A US economic rebound has boosted construction in Cemex’s second-largest market and led to an increase in cement and ready-mix volume sales and with a lack of attractive acquisition opportunities on the horizon, Cemex used cash flows to slash net debt by $383 million in the quarter. "The results should help the share price, above all because they are reporting a bigger reduction in debt than was expected," said Vector analyst Carlos Hermosillo.
"In the absence of acquisitions that meet our strict investment criteria, we will continue in our bias toward de-leveraging throughout the year," said Hector Medina, Cemex’s executive vice president of planning and finance. Earnings before interest, taxes, depreciation and amortization rose 15 percent to $635 million. The Reuters survey forecast EBITDA to come in at $612 million. Cemex said free cash flow in the quarter was $444 million, up 14 percent from the 2003 period. Medina said he was "very confident" Cemex would achieve previously announced full-year guidance of $2.35 billion in EBITDA and $1.35 billion in free cash flow.

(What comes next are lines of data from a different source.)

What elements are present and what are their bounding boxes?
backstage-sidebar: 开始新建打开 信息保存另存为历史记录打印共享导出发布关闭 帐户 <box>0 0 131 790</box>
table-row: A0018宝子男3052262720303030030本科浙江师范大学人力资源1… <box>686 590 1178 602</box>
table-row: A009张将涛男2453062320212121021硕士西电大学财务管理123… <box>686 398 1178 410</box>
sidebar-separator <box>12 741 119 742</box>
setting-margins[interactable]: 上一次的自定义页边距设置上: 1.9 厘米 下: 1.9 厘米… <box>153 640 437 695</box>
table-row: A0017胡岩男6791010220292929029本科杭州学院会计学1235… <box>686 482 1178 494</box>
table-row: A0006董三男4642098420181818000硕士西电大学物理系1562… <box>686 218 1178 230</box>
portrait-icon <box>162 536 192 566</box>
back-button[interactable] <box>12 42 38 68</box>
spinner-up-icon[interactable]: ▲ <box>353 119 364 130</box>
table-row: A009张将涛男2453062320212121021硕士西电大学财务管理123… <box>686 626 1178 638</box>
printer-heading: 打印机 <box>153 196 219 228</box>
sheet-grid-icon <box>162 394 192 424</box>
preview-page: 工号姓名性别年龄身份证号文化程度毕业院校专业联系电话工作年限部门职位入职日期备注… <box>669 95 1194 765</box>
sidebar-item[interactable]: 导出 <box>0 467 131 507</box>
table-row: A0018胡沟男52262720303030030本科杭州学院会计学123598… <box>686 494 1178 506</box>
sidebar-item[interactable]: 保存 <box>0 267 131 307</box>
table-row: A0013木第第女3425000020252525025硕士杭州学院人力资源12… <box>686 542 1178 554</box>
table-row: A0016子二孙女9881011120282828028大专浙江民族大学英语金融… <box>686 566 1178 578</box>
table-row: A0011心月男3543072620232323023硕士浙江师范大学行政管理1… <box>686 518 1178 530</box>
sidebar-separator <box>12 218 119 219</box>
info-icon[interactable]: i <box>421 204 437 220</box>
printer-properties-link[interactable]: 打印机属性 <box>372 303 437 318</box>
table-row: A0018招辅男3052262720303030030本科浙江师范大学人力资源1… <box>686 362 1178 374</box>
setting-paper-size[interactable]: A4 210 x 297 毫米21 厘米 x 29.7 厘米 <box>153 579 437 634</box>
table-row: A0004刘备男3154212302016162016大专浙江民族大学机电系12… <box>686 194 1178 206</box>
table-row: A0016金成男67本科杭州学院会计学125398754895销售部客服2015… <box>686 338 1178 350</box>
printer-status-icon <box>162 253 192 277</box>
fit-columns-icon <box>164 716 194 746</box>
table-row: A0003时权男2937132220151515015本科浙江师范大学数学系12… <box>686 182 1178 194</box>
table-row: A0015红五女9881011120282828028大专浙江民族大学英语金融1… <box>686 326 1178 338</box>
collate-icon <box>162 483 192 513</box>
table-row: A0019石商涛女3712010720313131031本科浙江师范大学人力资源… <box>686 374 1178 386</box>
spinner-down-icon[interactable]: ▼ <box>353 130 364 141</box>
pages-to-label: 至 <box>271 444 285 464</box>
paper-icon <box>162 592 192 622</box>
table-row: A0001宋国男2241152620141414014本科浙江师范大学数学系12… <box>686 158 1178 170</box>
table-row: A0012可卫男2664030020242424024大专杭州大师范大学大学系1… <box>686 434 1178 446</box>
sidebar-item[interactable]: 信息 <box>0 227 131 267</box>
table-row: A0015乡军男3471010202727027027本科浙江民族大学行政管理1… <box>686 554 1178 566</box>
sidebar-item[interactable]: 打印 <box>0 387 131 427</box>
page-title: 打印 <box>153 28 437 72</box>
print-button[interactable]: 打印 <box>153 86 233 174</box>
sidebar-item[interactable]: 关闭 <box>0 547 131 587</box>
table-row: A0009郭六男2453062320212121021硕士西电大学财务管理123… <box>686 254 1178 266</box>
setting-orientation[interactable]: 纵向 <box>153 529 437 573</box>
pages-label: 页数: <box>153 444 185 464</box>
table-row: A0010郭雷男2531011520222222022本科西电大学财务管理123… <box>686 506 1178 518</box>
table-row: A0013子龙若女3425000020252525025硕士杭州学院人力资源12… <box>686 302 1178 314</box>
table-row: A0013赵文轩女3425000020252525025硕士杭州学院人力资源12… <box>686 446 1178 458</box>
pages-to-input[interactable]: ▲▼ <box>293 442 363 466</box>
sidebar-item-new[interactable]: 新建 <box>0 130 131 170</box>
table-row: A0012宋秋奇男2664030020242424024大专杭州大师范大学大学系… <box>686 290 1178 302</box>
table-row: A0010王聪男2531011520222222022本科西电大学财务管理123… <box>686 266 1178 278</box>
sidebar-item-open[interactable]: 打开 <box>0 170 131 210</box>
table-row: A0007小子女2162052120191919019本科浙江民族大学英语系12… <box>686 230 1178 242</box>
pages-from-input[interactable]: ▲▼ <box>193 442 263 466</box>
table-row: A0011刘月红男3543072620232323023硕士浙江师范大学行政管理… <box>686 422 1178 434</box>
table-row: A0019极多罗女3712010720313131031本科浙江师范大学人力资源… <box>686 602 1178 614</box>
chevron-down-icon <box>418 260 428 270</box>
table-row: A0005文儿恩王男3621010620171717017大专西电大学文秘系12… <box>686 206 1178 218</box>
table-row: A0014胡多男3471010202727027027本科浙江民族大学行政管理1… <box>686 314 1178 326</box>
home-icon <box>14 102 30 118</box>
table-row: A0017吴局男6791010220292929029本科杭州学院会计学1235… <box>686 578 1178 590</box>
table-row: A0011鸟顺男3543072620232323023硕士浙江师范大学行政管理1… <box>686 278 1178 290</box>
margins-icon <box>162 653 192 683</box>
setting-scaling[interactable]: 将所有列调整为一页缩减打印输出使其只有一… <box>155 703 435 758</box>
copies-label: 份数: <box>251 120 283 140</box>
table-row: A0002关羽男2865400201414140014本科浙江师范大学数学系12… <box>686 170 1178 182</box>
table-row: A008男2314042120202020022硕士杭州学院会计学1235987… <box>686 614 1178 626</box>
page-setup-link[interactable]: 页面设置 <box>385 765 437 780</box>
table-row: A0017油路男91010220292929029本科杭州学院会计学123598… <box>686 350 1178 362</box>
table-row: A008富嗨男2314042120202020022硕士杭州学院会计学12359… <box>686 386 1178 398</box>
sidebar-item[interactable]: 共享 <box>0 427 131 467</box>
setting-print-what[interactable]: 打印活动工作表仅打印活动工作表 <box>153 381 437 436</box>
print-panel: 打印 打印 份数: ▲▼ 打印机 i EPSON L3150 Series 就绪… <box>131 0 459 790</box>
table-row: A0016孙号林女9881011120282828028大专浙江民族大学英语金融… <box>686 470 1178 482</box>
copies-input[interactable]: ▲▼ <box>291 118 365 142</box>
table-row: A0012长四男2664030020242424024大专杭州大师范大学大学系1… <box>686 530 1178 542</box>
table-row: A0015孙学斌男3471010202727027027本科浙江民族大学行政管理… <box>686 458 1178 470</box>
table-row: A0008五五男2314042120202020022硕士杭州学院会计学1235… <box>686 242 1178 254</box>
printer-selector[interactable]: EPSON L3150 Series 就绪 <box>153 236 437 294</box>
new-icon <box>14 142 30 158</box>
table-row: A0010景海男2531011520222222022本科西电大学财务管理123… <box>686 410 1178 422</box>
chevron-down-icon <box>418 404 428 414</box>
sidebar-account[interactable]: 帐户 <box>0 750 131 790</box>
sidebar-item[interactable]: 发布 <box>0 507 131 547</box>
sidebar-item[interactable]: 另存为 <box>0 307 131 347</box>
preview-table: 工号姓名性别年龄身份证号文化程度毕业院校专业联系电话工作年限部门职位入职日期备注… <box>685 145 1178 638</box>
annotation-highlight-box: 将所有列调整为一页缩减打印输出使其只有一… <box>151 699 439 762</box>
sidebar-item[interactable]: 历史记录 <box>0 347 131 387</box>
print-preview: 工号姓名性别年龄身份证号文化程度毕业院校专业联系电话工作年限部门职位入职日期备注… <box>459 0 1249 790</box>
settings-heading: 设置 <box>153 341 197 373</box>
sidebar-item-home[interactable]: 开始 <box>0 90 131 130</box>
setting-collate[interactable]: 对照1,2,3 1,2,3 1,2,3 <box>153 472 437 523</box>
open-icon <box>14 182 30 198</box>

Operationally, Cemex’s US unit was the pick of its major markets. Cement volumes in the quarter increased 9 percent and ready-mix rose 7 percent, with profits boosted further by higher prices. Cemex cement prices in the US rose 3 percent in the second quarter and ready-mix volumes were up 4 percent. Medina said it would make another price increase in the United States in July or August because of short supply and low inventories. Medina also did not rule out a third price increase in the United States later in the year. "If we see conditions are proper for another price increase, we’ll go for it," he said. In Cemex’s top market, Mexico, volumes were mixed in the quarter. Cement sold dropped 1 percent and ready-mix volume rose 12 percent. In No. 3 market, Spain, sales were flat.
The company’s net debt at the end of the quarter was $4.969 billion, around $2 billion less than at the height of Cemex’s acquisition spree in the 1990s, which culminated with the 2000 purchase of U.S. cement maker Southdown for $2.8 billion. Cemex closed a three-year $800 million revolving credit facility at the end of the June and used the cash to prepay debt.